🤖 AI Summary
Prior work lacks quantitative evaluation of the topological plausibility and latent biases—particularly political homophily—in large language model (LLM)-generated social networks. Method: We propose a localized, role-by-role edge-generation prompting strategy (contrasted with global prompting), combined with zero-shot inference (using LLaMA and GPT series models) and rigorous social network metrics—including density, clustering coefficient, degree distribution, and homophily measures—to systematically assess structural realism and bias. Contribution/Results: Localized prompting significantly improves topological fidelity, bringing generated networks close to empirical benchmarks across multiple structural metrics. However, all models exhibit systematic overestimation of political homophily—by a factor of 2–5 relative to ground truth—exceeding biases observed along age, gender, or education dimensions. To our knowledge, this is the first empirical study to jointly examine structural realism and political bias in LLM-generated social networks.
📝 Abstract
Generating social networks is essential for many applications, such as epidemic modeling and social simulations. The emergence of generative AI, especially large language models (LLMs), offers new possibilities for social network generation: LLMs can generate networks without additional training or need to define network parameters, and users can flexibly define individuals in the network using natural language.
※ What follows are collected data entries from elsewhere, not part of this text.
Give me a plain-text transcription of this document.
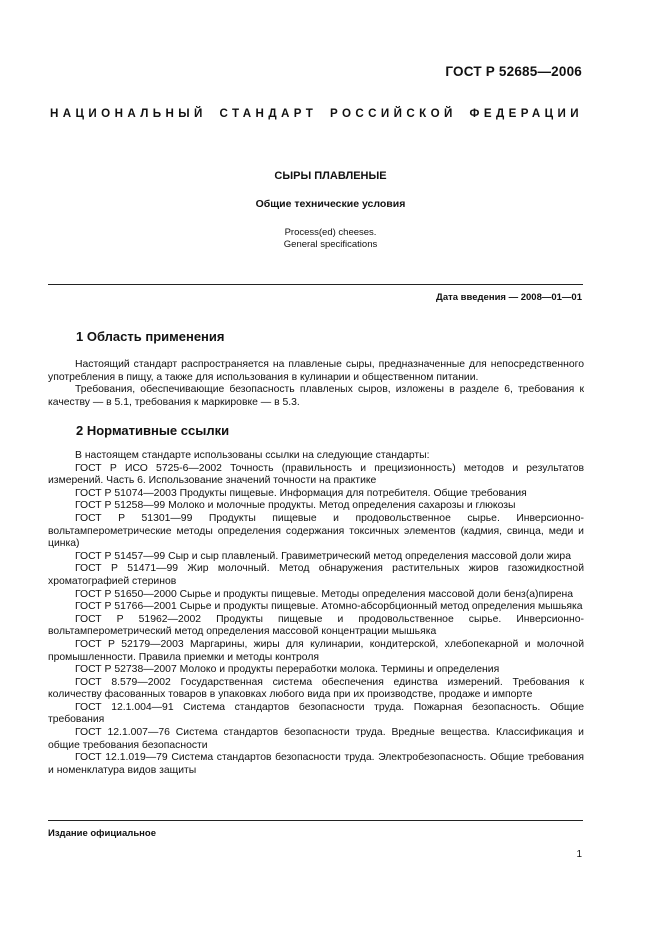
ГОСТ Р 52685—2006
НАЦИОНАЛЬНЫЙ СТАНДАРТ РОССИЙСКОЙ ФЕДЕРАЦИИ
СЫРЫ ПЛАВЛЕНЫЕ
Общие технические условия
Process(ed) cheeses.
General specifications
Дата введения — 2008—01—01
1 Область применения

Настоящий стандарт распространяется на плавленые сыры, предназначенные для непосредственного употребления в пищу, а также для использования в кулинарии и общественном питании.

Требования, обеспечивающие безопасность плавленых сыров, изложены в разделе 6, требования к качеству — в 5.1, требования к маркировке — в 5.3.

2 Нормативные ссылки

В настоящем стандарте использованы ссылки на следующие стандарты:

ГОСТ Р ИСО 5725-6—2002 Точность (правильность и прецизионность) методов и результатов измерений. Часть 6. Использование значений точности на практике

ГОСТ Р 51074—2003 Продукты пищевые. Информация для потребителя. Общие требования

ГОСТ Р 51258—99 Молоко и молочные продукты. Метод определения сахарозы и глюкозы

ГОСТ Р 51301—99 Продукты пищевые и продовольственное сырье. Инверсионно-вольтамперометрические методы определения содержания токсичных элементов (кадмия, свинца, меди и цинка)

ГОСТ Р 51457—99 Сыр и сыр плавленый. Гравиметрический метод определения массовой доли жира

ГОСТ Р 51471—99 Жир молочный. Метод обнаружения растительных жиров газожидкостной хроматографией стеринов

ГОСТ Р 51650—2000 Сырье и продукты пищевые. Методы определения массовой доли бенз(а)пирена

ГОСТ Р 51766—2001 Сырье и продукты пищевые. Атомно-абсорбционный метод определения мышьяка

ГОСТ Р 51962—2002 Продукты пищевые и продовольственное сырье. Инверсионно-вольтамперометрический метод определения массовой концентрации мышьяка

ГОСТ Р 52179—2003 Маргарины, жиры для кулинарии, кондитерской, хлебопекарной и молочной промышленности. Правила приемки и методы контроля

ГОСТ Р 52738—2007 Молоко и продукты переработки молока. Термины и определения

ГОСТ 8.579—2002 Государственная система обеспечения единства измерений. Требования к количеству фасованных товаров в упаковках любого вида при их производстве, продаже и импорте

ГОСТ 12.1.004—91 Система стандартов безопасности труда. Пожарная безопасность. Общие требования

ГОСТ 12.1.007—76 Система стандартов безопасности труда. Вредные вещества. Классификация и общие требования безопасности

ГОСТ 12.1.019—79 Система стандартов безопасности труда. Электробезопасность. Общие требования и номенклатура видов защиты

Издание официальное
1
However, this potential raises two critical questions: 1) are the social networks generated by LLMs realistic, and 2) what are risks of bias, given the importance of demographics in forming social ties? To answer these questions, we develop three prompting methods for network generation and compare the generated networks to a suite of real social networks. We find that more realistic networks are generated with"local"methods, where the LLM constructs relations for one persona at a time, compared to"global"methods that construct the entire network at once. We also find that the generated networks match real networks on many characteristics, including density, clustering, connectivity, and degree distribution. However, we find that LLMs emphasize political homophily over all other types of homophily and significantly overestimate political homophily compared to real social networks.